Feb 18, 2005 04:55
What?? Who writes in live journal?
I know right, not me--well surprise! Here I am!
So update:
My friend Julie is getting married and having twins. Twin "A" is a boy, and "B" is the girl. They are so tiny (only 17 weeks)so they won't be born for a while but I love them anyway. LOVE LOVE LOVE!
My friend Sugar is having a nervous break down and decided not to tell anyone about it until last night. Let me just tell you when I woke up at 4:27 this morning that was a big surprise. I hate when bad things happed to good people. There are so many mean and thiefy people out there who get along just fine...I don't get it. It makes my heart hurt. This is not to say I wish those things on anyone, because I don't. I just wish it was't her.

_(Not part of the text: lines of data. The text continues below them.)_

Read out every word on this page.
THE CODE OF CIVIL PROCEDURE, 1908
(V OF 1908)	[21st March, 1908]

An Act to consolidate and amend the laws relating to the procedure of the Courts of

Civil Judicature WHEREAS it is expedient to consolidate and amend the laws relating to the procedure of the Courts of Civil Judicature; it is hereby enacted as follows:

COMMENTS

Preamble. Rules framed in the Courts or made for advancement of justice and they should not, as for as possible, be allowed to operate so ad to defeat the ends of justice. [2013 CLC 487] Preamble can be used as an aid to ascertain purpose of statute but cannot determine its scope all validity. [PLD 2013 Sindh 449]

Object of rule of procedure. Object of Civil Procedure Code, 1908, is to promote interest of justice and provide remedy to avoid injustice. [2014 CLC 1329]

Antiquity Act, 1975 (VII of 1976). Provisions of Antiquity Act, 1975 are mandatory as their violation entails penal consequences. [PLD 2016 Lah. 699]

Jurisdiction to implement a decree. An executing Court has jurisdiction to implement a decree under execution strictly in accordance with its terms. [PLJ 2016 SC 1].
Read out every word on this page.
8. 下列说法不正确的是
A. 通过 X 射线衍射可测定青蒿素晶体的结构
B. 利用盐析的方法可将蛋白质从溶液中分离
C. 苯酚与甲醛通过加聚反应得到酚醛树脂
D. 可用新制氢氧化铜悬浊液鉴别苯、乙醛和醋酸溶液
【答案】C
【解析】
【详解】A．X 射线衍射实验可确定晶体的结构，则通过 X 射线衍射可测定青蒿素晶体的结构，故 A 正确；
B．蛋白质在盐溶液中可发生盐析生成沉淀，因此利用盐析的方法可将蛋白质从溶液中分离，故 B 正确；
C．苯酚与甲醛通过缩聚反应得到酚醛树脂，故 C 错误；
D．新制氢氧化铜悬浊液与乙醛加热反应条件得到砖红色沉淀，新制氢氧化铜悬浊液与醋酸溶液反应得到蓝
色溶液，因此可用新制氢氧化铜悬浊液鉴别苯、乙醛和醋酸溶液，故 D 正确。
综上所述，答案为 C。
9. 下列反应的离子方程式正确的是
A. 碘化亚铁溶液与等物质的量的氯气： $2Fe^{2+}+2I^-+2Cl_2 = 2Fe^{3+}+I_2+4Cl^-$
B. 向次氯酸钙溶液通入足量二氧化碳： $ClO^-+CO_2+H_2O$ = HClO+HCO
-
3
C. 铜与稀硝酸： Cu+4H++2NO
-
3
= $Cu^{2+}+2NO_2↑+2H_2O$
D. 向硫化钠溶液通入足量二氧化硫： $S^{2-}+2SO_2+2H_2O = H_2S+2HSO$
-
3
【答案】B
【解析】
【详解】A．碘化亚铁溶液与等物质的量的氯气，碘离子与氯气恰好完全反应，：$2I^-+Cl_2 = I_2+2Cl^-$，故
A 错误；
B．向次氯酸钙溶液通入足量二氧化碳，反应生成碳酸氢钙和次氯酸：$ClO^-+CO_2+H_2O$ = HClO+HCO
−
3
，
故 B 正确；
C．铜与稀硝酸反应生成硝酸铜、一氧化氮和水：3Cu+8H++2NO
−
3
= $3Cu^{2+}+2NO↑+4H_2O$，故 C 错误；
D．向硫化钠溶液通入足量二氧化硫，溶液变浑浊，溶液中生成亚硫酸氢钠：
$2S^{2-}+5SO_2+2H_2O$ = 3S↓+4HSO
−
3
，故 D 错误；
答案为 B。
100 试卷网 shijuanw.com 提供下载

Sarah J was in an interesting mood last night...I don't know what's going on and I don't like it. It's like holding a bomb and not know if's it's alive, but you just keep looking at it any. Hopefully everything is fine in that department. I told her love is a sacrifice last night, but I was a bit sick to sit and wait for a reply. I don't think there would have been one, but you can never be to sure. I was sick so I was a bit harsh--maybe she needed that, but it could have upset her. We should have a talk.
I think I have an ulcer! That or not eating in three days has finally cut a huge hole in my stomach. Awesome. AH, and I don't know why I can't sleep. This is becoming out of control--I'm not even tired. Someone please tell me how that's possible? I don't nap, I took a SLEEPING PILL, and yet I toss and turn all night with my eyes wide open...Oh the joys!
Can I get a hell yeah for 5:06 am? What going on here--anyone?? Maybe I'll take a shower and figure out when breakfast is. I could just poke myself in eye.